I have recently had a run of cases which have gone to trial before a jury in both Maryland and the District of Columbia. It is said that only the most difficult of cases make it to a jury because the vast majority of cases are settled before reaching the trial stage. By definition then, once you get to the point that the case is being tried, anything can really happen. There are arguments to be made on both sides and the degree to which the jury believes one side over the other will determine the outcome of the case.
But recently I have been baffled by the verdicts that some juries have returned. In one case I had, a car accident in which my client and her two children were injured, the jury agreed that my client was not at fault, that the other driver caused the accident, that the injuries were a result of the accident, and yet – the jury only awarded the clients money to cover the cost of their emergency room visits. They did not award them anything for the thousands of dollars of additional medical treatment that the clients required and instead essentially said that they did not think that the people were hurt that bad or required the treatment. There was no medical testimony from a defense doctor saying that the treatment was not required. The jury simply chose to ignore that evidence.
In another recent case, a jury awarded my client all of her medical bills – meaning, that they gave her thousands of dollars to pay for the extensive medical treatment she received as a result of the accident she was in. But… they only awarded her a couple of hundred dollars for her pain and suffering. Now if she received treatment for months and her life and routine her disrupted for months, doesn’t it stand to reason that the non-economic damages (the pain and suffering) ought to be consistent with that disruptment? Again, the jury chose to ignore that evidence.
A judge recently laid out her beliefs to me as to why this is tending to be the case more often in her courtroom as follows:
1. CSI Factor – jurors see shows like CSI and conclude that demonstrative evidence can be found to prove just about any fact. In the case of soft-tissue injuries (whiplash, for instance) there isn’t any CSI like evidence and therefore juries tend not to believe that the party was injured.
2. Burden of Proof – in a civil trial the burden of proof is by a preponderance of the evidence meaning if it is 51-49% then the plaintiff has proven her case. But jurors seem to be holding parties to a higher standard more similar to the criminal standard of beyond a reasonable doubt despite instructions not to do so.
3. Juries Don’t Listen – a lot of people who serve on a jury don’t want to be there and resent the fact that they are required to serve. A trial has a lot of procedural dull spots and some jurors simply tune out.

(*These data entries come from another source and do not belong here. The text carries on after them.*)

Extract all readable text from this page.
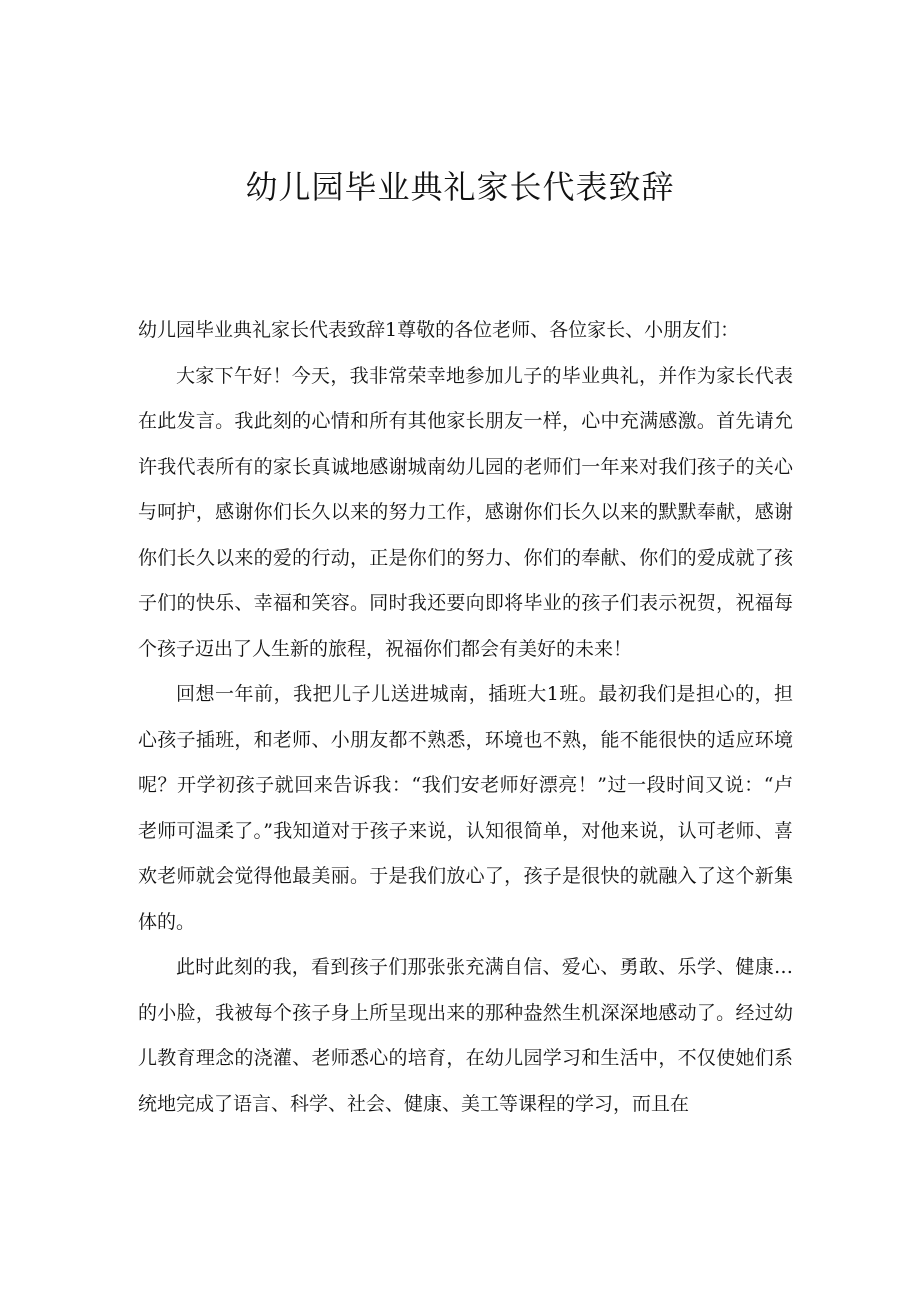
幼儿园毕业典礼家长代表致辞

幼儿园毕业典礼家长代表致辞1尊敬的各位老师、各位家长、小朋友们：

大家下午好！今天，我非常荣幸地参加儿子的毕业典礼，并作为家长代表在此发言。我此刻的心情和所有其他家长朋友一样，心中充满感激。首先请允许我代表所有的家长真诚地感谢城南幼儿园的老师们一年来对我们孩子的关心与呵护，感谢你们长久以来的努力工作，感谢你们长久以来的默默奉献，感谢你们长久以来的爱的行动，正是你们的努力、你们的奉献、你们的爱成就了孩子们的快乐、幸福和笑容。同时我还要向即将毕业的孩子们表示祝贺，祝福每个孩子迈出了人生新的旅程，祝福你们都会有美好的未来！

回想一年前，我把儿子儿送进城南，插班大1班。最初我们是担心的，担心孩子插班，和老师、小朋友都不熟悉，环境也不熟，能不能很快的适应环境呢？开学初孩子就回来告诉我：“我们安老师好漂亮！”过一段时间又说：“卢老师可温柔了。”我知道对于孩子来说，认知很简单，对他来说，认可老师、喜欢老师就会觉得他最美丽。于是我们放心了，孩子是很快的就融入了这个新集体的。

此时此刻的我，看到孩子们那张张充满自信、爱心、勇敢、乐学、健康…的小脸，我被每个孩子身上所呈现出来的那种盎然生机深深地感动了。经过幼儿教育理念的浇灌、老师悉心的培育，在幼儿园学习和生活中，不仅使她们系统地完成了语言、科学、社会、健康、美工等课程的学习，而且在
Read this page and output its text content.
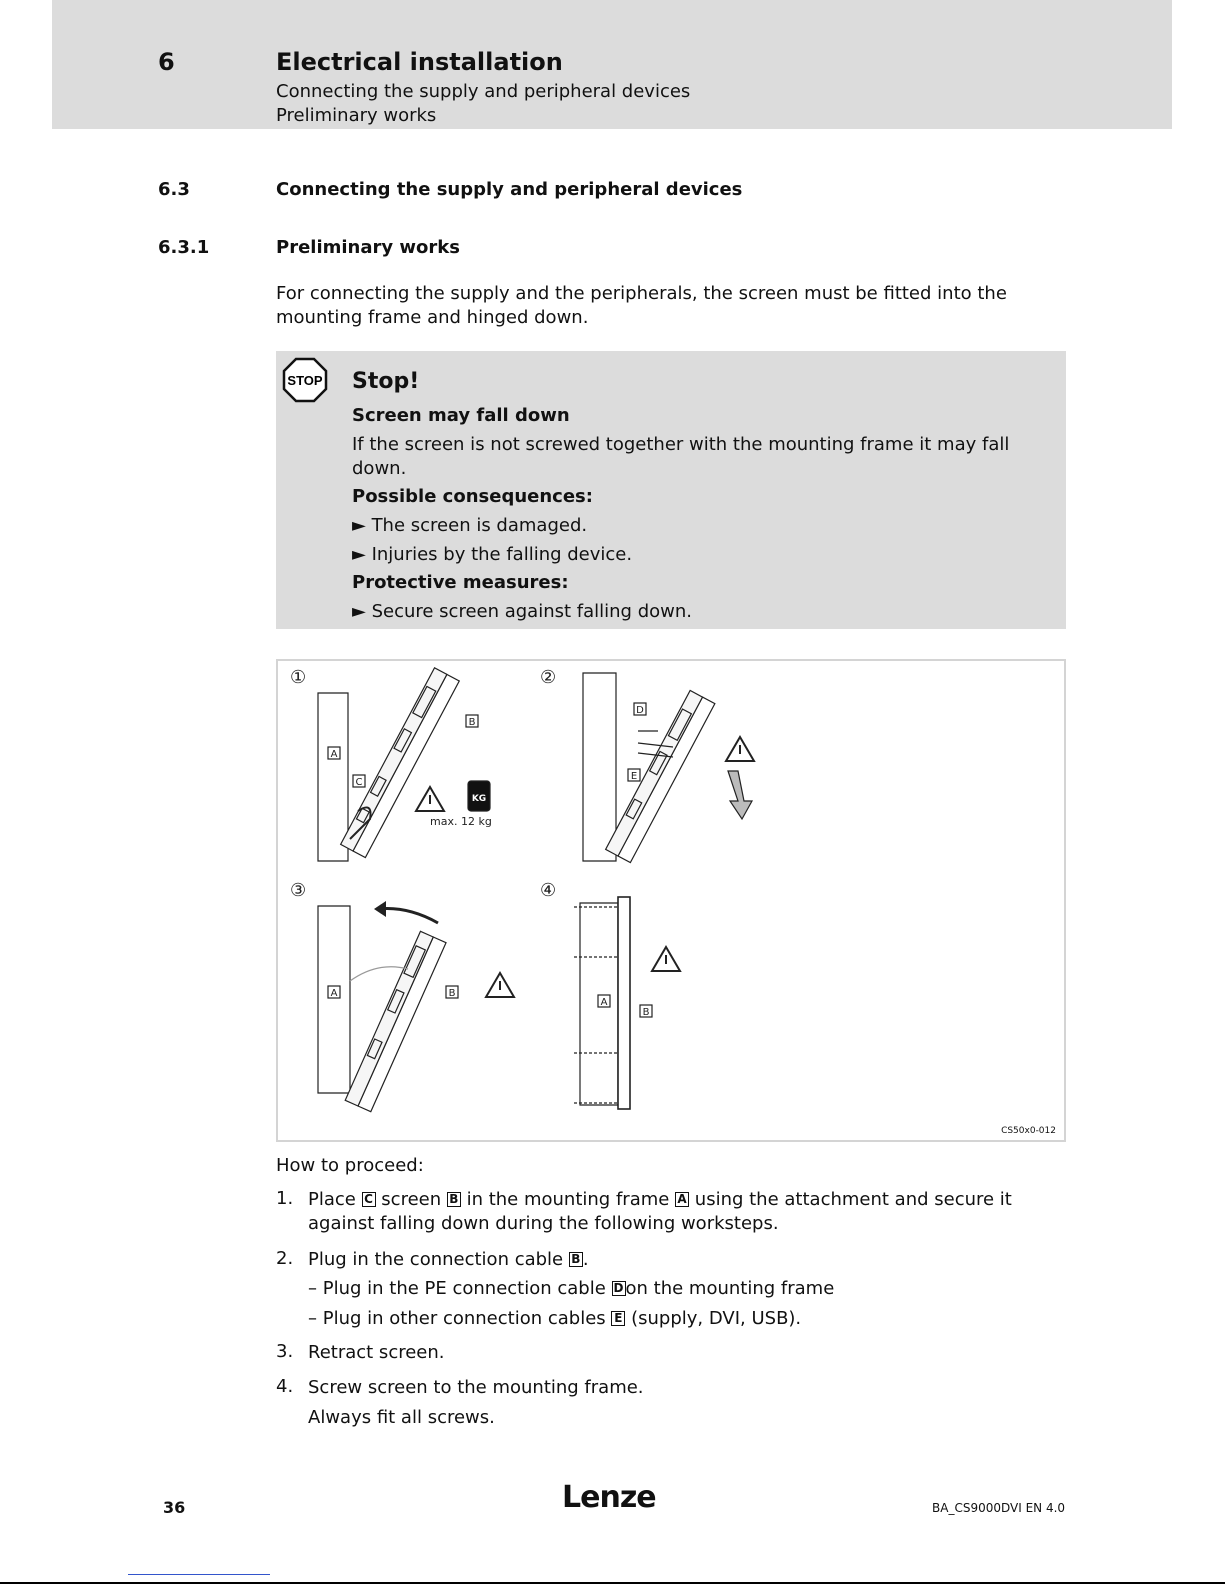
6	Electrical installation
Connecting the supply and peripheral devices
Preliminary works
6.3	Connecting the supply and peripheral devices
6.3.1	Preliminary works
For connecting the supply and the peripherals, the screen must be fitted into the mounting frame and hinged down.
STOP Stop!
Screen may fall down
If the screen is not screwed together with the mounting frame it may fall down.
Possible consequences:
► The screen is damaged.
► Injuries by the falling device.
Protective measures:
► Secure screen against falling down.
①
A
C
B
KG
max. 12 kg
②
D
E
③
A	B
④
A
B
CS50x0-012
How to proceed:
1. Place C screen B in the mounting frame A using the attachment and secure it against falling down during the following worksteps.
2. Plug in the connection cable B .
– Plug in the PE connection cable D on the mounting frame
– Plug in other connection cables E (supply, DVI, USB).
3. Retract screen.
4. Screw screen to the mounting frame.
Always fit all screws.
36	Lenze	BA_CS9000DVI EN 4.0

They have made up their mind early and don’t hear crucial evidence.
4. Juries Substitute Their Own Experiences – the majority of folks who serve on a jury have themselves at one time or another been involved in a minor accident and walked away without any injury. Often times they simply look at the pictures of the accident and hear the testimony of the parties and conclude that since they themselves weren’t hurt in their own accident that the parties here couldn’t possibly have been hurt in the accident of which thy complain.
5. Juries Assume Insurance Took Care of It – juries are given and instruction and told that they should not consider whether or not the plaintiff’s medical insurance might have paid her bills. This is called the collateral source rule. Attorneys are prevented from mentioning insurance and in fact redact any evidence of insurance out of the medical bills offered to the jury as evidence. All plaintiffs are to be treated as if they don’t have insurance because some do not. And even if they did, the overwhelming majority of them will have to pay their insurance companies back first if the jury awards them any money. But interviews with jurors after trial has revealed that they often take insurance coverage as a factor to consider when determining an award.
So what do we do? The answer has always been if you can settle the case without going to trial that you are far better off. Getting “your day in court” may be emotionally satisfying but the odds are that you will be disappointed once the jury returns a verdict. Unless you have CSI like evidence on your side, then you take your chances with a jury of your peers.